Aucun compromis dans ses peintures, gravures et dessins. Dès 1964, il s'inspire de textes d'écrivains radicaux qu'il va même souvent noter sur le support. Puis il intervient par successions d'actes rageurs et de moments d'intense réflexion.
Wolfgang Troschke est né en 1947 à Helmarshausen. Il étudie à l'école des arts et métiers de Münster, puis développe une intense activité d'imprimeur d'art. Depuis 1978, il est professeur à la Fachhochschule de Münster. Il a remporté 12 prix internationaux de gravure dans les plus grandes biennales internationales.
Sans doute une certaine violence ressort-elle à première vue de la couleur et du trait, mais à y regarder de plus près, le raffinement ne manque pas dans les constants mélanges de couleurs, dans les caresses actées par le vernis mou, dans les transparences des lavis lithographiques.
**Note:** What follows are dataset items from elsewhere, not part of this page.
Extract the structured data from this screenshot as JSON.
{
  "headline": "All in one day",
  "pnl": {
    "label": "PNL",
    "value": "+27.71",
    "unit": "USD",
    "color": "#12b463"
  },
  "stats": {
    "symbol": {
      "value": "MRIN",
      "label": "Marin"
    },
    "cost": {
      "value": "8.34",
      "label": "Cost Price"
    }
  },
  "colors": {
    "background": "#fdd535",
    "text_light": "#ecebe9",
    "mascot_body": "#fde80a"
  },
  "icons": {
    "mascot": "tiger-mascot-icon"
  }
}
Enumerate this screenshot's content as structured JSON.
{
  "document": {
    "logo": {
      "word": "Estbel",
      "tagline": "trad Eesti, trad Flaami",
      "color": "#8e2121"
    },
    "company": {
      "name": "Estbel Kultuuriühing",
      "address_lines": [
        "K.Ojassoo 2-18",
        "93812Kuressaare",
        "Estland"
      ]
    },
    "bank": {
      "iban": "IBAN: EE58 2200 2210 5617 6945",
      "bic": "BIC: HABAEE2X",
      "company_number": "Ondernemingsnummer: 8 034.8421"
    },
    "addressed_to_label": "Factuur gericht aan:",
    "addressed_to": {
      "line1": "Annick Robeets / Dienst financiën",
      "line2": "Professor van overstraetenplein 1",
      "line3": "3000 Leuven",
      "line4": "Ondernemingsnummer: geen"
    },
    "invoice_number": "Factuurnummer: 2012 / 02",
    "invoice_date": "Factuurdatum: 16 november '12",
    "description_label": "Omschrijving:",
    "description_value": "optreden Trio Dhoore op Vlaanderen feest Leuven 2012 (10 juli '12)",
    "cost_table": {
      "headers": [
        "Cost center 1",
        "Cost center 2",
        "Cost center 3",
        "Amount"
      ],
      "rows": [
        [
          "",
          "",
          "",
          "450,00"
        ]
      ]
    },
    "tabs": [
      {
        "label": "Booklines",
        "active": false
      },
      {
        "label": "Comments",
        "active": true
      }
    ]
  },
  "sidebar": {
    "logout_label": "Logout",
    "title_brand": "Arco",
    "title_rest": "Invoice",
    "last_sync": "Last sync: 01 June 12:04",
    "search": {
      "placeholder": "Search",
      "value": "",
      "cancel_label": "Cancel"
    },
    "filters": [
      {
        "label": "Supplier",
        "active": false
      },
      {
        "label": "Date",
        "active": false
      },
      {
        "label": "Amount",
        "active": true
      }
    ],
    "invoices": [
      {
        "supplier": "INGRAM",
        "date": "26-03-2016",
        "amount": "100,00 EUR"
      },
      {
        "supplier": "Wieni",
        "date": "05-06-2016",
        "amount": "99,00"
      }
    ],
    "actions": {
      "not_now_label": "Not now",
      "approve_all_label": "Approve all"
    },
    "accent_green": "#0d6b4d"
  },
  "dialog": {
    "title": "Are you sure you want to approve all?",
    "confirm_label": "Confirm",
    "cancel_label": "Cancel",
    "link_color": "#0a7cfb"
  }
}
Jan Voss est le plus âgé (Hambourg 1936) et le plus célèbre des artistes exposants à Namur. Il étudie à l'Académie des Beaux-Arts de Munich. Il vit à Paris depuis 1960.
On le retrouve dans d'importantes expositions d'ensemble telles que Mythologies quotidiennes (Paris 1964) La bande dessinée et la figuration narrative (paris 1965-1967) L'art vivant à la fondation Maeght (St Paul de Vence 1968-1980) Documenta IV (Kassel 1968) Tendances de l'art en France, musée d'art moderne de Paris (1979) etc...
A première vue, l'image qu'il propose est souvent fragmentée, entrelacée, dispersant le regard. Parfois encore, la force de sa synthèse iconique peut inviter à une perception immédiate. En fait, elle impose une lecture retardée, activant le mental autant que le visuel. On y perçoit alors l'humour, les références profondes à nos mythes actuels.